Whether the reader receives access to issue depends on the Product ID and publication date.
Product ID is an identifier that you will use with iTunes Connect (or Google Play) interface. With this interface that you have to set up with Apple/Google you further identify what issues you sell and at what price. Product ID serves as identification of your reader and further differentiation attributes. The reverse entry is used in similar way as with internet address, only reversed. So if you have a company MyPub and issue monthly magazine called MyTimes, then the reader identifier will be cz.mypub.mytime – remember you cannot change the identifier later!
Then the issue identifier (Product ID) text for January issue 2012 the may look like this cz.mypub.mytime.1201
In the App Store (store operated by Apple) or Google Play (run by Google) the reader purchases just this identifier and it cannot be changed later in any way. So once you sell the Product ID cz.mypub.mytime.1201 to your reader, it should always be available for release with this Product ID.
Second way the reader can access the issue is the subscription. At this moment the subscription is only possible to sell through the App Store. In real terms, this is a purchasing period (not a number of pieces). If reader purchases on monthly subscription, such as 8th September 2012, then the prepaid period is 8th September to 7th October 2012. If within 24 hours before the end of the subscription the automatic renewal is not cancelled, it will be then renewed and thus extended from 8th September to 7th November 2012. Again, if the renewal is not canceled, another credit card payment will be effective, etc.

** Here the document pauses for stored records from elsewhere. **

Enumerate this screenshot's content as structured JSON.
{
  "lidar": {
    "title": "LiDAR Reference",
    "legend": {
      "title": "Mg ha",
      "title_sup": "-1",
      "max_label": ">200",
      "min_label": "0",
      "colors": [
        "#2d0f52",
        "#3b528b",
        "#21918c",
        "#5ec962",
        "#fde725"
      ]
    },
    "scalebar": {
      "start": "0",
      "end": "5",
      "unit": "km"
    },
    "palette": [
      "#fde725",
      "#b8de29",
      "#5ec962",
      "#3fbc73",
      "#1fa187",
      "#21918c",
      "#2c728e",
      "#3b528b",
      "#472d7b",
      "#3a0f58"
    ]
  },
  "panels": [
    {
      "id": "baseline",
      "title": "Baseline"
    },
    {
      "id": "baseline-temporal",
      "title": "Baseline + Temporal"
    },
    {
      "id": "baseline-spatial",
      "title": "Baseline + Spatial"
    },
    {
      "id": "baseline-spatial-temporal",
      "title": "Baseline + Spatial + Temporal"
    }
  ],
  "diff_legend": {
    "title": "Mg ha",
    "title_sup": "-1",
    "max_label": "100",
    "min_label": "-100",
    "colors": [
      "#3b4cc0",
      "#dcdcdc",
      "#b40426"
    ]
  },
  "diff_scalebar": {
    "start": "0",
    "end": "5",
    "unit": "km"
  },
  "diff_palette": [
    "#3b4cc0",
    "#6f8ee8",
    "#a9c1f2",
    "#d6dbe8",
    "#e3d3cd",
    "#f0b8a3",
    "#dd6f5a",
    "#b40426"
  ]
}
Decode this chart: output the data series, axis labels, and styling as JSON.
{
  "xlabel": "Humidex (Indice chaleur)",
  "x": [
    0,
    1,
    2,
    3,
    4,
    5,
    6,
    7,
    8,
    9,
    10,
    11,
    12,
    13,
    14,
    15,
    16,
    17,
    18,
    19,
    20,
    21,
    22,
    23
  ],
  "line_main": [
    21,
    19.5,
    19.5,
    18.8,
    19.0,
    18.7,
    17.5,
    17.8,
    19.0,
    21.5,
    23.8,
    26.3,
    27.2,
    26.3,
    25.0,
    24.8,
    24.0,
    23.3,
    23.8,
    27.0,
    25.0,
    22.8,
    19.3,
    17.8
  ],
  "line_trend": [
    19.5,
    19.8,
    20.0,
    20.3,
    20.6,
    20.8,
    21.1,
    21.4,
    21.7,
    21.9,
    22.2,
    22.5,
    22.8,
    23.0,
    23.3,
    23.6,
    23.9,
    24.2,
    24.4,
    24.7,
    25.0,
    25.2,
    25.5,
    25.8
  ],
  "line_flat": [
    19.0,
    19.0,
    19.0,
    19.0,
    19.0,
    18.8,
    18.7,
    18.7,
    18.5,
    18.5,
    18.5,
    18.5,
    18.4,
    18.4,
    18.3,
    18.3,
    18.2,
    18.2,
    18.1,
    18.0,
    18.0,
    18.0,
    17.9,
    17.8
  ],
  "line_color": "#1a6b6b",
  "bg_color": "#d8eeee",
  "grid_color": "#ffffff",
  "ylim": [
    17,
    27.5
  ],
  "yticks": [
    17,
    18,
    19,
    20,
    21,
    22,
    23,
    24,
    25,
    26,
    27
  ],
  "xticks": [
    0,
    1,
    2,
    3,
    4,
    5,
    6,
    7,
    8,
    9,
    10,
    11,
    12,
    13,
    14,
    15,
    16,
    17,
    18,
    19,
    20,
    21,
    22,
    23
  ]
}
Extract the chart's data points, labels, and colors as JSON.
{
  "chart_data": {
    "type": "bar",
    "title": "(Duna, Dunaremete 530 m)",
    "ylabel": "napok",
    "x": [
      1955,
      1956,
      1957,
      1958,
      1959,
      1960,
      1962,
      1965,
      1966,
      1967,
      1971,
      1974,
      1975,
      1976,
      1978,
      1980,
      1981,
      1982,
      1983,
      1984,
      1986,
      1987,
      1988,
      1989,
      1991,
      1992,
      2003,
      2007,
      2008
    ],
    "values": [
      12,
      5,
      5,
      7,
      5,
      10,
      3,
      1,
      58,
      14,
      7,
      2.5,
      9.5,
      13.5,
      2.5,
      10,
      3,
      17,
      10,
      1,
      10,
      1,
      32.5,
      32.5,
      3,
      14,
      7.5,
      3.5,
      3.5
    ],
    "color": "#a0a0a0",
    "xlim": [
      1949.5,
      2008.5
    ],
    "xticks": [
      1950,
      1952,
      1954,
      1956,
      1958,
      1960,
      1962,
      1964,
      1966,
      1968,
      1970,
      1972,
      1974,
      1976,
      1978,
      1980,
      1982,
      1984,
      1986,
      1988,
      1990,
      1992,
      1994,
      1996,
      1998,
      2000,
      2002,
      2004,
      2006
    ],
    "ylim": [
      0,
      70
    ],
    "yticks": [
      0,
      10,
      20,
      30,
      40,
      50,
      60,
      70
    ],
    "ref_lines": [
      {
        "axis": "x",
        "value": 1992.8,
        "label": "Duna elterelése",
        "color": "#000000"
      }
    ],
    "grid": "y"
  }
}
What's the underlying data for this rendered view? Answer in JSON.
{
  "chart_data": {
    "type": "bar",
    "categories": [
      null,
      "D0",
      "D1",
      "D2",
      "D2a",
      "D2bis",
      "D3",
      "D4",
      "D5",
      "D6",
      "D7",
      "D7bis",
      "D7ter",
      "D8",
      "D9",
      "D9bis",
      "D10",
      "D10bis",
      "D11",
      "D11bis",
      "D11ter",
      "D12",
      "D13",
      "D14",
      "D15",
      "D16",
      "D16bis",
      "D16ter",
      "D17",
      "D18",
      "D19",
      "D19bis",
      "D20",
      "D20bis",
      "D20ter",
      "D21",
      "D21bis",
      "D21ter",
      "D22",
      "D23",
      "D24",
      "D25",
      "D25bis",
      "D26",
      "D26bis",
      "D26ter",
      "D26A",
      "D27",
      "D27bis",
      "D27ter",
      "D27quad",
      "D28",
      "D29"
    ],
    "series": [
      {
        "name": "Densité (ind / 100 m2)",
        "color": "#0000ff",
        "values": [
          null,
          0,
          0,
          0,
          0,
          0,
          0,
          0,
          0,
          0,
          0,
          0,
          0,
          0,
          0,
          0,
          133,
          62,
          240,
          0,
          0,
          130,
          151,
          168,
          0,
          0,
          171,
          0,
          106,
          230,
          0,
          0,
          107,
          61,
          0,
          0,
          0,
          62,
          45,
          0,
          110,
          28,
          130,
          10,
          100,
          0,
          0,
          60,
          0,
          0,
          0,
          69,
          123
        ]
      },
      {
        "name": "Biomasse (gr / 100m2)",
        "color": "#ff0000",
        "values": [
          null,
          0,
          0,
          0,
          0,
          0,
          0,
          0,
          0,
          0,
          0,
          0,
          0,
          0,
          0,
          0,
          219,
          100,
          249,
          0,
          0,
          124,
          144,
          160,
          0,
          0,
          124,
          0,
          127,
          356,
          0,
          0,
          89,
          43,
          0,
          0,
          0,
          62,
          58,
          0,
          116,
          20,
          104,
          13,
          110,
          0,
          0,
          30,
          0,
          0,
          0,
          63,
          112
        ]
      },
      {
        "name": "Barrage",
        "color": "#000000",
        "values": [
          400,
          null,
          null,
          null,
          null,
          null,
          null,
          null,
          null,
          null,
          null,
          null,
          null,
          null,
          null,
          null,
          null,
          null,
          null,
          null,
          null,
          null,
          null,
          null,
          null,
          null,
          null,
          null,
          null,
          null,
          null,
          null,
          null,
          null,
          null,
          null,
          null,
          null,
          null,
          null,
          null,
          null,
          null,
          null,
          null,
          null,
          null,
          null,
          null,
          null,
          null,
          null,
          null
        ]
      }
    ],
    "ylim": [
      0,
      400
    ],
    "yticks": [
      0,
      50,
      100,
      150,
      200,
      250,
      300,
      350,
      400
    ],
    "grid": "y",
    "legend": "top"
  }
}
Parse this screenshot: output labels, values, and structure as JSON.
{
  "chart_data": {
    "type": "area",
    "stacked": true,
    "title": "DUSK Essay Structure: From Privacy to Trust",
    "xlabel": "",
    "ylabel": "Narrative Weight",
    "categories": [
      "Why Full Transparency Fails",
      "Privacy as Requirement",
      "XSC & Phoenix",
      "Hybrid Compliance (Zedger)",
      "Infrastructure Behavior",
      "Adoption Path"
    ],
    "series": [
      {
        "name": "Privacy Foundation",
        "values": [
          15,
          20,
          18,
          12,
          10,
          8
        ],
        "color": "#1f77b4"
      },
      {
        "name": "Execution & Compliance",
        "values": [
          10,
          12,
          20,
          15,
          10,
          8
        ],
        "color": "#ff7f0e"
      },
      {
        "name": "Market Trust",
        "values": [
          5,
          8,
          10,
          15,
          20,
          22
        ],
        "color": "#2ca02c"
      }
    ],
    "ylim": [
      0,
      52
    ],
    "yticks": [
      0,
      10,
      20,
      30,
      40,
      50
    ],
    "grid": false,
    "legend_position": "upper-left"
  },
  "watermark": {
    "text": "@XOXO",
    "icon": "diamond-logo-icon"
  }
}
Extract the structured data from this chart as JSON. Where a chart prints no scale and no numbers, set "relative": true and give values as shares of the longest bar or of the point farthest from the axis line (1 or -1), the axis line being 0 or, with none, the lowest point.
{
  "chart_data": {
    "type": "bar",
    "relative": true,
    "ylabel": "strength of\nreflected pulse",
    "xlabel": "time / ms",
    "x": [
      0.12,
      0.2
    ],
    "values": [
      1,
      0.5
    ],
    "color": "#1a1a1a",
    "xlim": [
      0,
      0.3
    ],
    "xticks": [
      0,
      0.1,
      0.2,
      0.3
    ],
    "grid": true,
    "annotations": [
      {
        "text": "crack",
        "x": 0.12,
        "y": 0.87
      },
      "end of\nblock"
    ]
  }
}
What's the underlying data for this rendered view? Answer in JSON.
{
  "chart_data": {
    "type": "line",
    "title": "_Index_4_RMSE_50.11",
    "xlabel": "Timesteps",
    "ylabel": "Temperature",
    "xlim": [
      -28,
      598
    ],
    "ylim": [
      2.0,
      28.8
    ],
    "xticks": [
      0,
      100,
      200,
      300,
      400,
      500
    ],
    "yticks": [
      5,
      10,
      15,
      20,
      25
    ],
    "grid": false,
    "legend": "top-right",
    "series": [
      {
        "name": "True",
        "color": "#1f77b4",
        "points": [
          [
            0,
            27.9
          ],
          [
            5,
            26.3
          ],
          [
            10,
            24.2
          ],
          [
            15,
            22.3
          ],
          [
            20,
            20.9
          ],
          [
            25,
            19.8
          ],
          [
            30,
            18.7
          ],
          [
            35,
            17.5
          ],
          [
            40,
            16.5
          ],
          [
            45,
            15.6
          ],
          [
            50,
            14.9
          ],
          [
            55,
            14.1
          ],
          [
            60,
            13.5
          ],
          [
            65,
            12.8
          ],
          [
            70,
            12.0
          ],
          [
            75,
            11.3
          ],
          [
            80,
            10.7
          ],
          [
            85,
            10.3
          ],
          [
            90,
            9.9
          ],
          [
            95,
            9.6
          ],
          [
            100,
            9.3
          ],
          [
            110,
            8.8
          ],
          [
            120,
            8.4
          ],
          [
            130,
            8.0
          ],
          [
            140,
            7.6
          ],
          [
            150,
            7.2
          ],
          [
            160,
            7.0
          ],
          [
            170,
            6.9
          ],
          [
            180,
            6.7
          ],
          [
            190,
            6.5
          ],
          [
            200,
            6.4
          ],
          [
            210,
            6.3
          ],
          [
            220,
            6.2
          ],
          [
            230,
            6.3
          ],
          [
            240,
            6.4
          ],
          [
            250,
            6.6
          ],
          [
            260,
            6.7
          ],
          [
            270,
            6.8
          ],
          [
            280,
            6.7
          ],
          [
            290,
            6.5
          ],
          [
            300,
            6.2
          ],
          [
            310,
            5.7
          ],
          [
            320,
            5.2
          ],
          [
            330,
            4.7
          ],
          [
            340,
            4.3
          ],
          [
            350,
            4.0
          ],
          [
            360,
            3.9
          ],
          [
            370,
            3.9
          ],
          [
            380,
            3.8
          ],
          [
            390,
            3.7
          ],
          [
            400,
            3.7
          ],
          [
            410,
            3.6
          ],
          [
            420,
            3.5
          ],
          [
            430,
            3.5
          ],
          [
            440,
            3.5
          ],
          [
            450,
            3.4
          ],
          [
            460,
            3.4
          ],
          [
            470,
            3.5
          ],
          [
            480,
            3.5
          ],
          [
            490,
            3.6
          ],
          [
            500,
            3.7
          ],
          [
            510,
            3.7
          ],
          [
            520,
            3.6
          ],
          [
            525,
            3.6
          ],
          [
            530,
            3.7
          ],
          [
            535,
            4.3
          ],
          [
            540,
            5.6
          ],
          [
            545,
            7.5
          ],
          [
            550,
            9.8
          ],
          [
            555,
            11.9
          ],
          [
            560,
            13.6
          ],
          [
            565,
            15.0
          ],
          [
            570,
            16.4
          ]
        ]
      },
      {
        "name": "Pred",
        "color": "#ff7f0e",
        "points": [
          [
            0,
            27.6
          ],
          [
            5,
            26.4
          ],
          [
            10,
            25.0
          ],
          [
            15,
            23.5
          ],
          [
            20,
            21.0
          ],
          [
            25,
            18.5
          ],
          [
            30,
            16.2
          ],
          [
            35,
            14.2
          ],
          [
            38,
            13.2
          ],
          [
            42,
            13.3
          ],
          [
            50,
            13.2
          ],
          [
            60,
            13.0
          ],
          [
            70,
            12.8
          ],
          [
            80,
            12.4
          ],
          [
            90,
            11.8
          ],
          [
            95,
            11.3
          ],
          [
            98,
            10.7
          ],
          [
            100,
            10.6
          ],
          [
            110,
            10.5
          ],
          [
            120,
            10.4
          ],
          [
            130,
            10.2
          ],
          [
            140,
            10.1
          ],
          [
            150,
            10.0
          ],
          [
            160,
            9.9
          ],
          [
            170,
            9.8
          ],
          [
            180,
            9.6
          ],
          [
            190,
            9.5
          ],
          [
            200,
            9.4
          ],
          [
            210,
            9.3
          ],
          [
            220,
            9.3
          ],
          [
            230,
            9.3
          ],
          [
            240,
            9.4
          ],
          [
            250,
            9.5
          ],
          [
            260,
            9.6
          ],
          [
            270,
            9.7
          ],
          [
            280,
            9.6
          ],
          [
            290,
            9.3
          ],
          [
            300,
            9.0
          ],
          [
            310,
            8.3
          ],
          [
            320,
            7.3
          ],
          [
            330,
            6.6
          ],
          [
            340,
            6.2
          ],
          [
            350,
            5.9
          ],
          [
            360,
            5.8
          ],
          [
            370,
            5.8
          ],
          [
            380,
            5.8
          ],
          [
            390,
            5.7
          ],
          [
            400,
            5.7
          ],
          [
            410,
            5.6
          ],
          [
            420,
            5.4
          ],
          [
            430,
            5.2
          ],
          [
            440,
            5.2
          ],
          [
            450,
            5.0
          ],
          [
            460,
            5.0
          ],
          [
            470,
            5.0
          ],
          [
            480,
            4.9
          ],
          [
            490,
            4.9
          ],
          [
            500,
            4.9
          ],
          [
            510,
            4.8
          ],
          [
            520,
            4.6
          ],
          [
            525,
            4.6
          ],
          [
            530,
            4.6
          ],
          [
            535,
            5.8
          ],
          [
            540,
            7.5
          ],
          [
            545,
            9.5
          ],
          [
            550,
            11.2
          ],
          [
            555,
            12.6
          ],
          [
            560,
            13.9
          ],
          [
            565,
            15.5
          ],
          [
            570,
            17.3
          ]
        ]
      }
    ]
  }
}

The Triobo reader offers such issues to its readers, whose release date falls within the paid period, plus extra one issue that is current at the time of purchase (this is the Apple’s rule). So thus imagine any issue not by the date it comes out, but as the interval between the date it is issued and the date of the next issue. The reader gets access to all issues that intersect with the interval of subscription.
Subscription example
Issues 1, 2 and 3 were published on 15th January, 15th February and 15th March. The reader had paid a monthly subscription on 3rd February and discontinued it on 8th February (to avoid automatic renewal). He has therefore paid for the interval from 3rd February to 2nd March. At the time of purchase he has received the issue number 1. Once the issue number 2 is published on 15th February he will get it as well. However he will not receive the third issue.
If you later uninstall the reader and then reinstall it again (or even install it on another tablet/phone) and enter the function Refresh purchases, you will re-access the number 1 and 2 issues.
Note that by purchasing on monthly subscription the reader had received two editions: and therefore has the right to number 1 issue, even though he has paid on 3rd February and the issue already came out on 15th January. At the time of purchase the subscription was still “valid”.
Therefore when setting the subscription price take into account the following:
- the reader usually gets about one extra issue than it would correspond to the subscription length
- If the journal is published irregularly (e.g. in the summer a double issue is published in July), it may happen that the reader will not receive any new issue within the subscription period
- it may also happen that if you are not using the exact date of the month the reader receives only 11 issues for a yearly subscription
The reader should be notified about all these facts. In the event that the reader will want to complain about subscription purchase, he will not be able to resolve anything with the publisher nor the Triobo operator – because the seller is Apple. However the Apple does not guarantee that any issue is published within the purchase interval and rejects the claim. However these are pitfalls of “time subscription”.